All the lonely people
Where do they all come from?
All the lonely people
Where do they all belong?

Loneliness may be the prime feeling generated by anomie. To be unmoored from values, beliefs and purpose quite naturally leads to a profound sense of isolation. We hang out with the people with whom we share norms and standards. Lose that tribe and you’re a singular boat adrift.

Anomie feels like limbo.

Anomie is a space of ambiguity and uncertainty. To be unmoored is to have little resolution to life’s circumstances. You don’t possess the beliefs that bring closure. Anomie can lead to what psychologists call an existential crisis – an unresolved state of inner conflict. If that sounds horrible to you…well, it is.

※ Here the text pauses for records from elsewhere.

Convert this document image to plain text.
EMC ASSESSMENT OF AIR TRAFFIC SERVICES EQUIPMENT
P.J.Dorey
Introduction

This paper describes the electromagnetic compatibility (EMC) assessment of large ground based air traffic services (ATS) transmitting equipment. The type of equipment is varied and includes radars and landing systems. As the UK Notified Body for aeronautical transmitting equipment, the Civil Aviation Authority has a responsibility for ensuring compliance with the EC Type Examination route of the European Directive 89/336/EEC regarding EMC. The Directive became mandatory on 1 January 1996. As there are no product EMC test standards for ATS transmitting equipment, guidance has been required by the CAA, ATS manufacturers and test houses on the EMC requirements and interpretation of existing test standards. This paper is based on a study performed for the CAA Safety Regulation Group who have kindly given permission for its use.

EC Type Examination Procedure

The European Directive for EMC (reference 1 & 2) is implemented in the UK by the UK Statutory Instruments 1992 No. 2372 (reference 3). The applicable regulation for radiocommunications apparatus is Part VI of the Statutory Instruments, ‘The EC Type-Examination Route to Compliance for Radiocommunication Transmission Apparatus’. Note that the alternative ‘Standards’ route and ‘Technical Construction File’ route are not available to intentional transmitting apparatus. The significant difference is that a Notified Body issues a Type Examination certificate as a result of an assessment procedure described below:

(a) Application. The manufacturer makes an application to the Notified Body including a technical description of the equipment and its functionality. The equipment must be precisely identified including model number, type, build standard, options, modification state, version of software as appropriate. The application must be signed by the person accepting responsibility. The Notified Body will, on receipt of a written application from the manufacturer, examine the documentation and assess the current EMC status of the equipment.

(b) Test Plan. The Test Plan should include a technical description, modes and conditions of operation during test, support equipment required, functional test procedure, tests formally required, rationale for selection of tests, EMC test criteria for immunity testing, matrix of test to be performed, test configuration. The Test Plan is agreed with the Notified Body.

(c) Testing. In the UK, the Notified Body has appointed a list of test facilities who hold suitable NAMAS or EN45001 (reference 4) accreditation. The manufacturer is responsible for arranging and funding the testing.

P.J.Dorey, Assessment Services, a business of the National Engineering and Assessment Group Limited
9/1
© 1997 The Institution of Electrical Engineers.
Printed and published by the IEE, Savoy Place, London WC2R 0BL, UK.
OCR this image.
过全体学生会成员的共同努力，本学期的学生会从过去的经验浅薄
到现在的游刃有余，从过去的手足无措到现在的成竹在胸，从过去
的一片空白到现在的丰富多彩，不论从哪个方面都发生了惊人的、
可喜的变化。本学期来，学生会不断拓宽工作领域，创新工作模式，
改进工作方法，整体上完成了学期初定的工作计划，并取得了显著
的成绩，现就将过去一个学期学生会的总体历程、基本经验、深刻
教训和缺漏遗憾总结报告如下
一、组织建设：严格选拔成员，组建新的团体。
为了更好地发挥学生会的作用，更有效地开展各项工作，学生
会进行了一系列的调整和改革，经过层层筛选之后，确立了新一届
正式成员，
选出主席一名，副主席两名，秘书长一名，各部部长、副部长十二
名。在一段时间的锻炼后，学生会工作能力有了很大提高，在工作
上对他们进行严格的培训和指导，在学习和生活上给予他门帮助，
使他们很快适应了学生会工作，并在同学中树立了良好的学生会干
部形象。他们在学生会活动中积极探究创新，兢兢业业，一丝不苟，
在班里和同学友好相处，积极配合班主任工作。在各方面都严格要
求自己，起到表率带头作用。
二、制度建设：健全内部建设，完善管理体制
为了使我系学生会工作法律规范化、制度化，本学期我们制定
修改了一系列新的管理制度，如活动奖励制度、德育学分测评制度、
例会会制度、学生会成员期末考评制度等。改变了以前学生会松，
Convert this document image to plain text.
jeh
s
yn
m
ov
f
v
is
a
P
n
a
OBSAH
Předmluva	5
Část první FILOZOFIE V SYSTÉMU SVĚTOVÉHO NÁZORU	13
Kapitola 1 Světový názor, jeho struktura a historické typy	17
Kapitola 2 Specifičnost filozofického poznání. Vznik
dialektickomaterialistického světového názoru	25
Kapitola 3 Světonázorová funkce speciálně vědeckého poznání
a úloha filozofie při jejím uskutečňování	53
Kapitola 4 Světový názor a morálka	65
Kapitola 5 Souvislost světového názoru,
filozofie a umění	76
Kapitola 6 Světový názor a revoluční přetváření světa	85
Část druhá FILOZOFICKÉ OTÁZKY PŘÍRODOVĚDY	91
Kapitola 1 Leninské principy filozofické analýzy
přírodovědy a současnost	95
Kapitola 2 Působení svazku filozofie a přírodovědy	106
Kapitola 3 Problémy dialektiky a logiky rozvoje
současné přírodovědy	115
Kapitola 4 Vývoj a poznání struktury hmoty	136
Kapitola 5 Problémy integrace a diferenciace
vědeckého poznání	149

Anomie feels like a hamster wheel.

Absent moorings and foundations, daily life can turn into a Groundhog Day repeat of activity without a sense of calling or destiny. A common litany of those stuck in anomie is “Is this all there is?” or, “What’s the use?”

Anomie feels like they’re out to get you.

David Brooks captured this well in his 2020 Atlantic article “America is Having a Moral Convulsion”. Brooks, referencing anomie as a cause wrote… “Distrust sows distrust. It produces the feeling of being disconnected from society, a feeling that the whole game is illegitimate, that you are invisible and not valued, a feeling that the only person you can really trust is yourself.” Brooks describes several American groups that are currently struggling with this distrust. He quotes economist Tim Dixon – “They are driven by the insecurity of their place in society and in the economy. They are distrustful of technology and are much more likely to buy into conspiracy theories. They’re often convinced by stories that someone is trying to trick them, that the world is against them.”

Like I said earlier, anomie is no place to linger.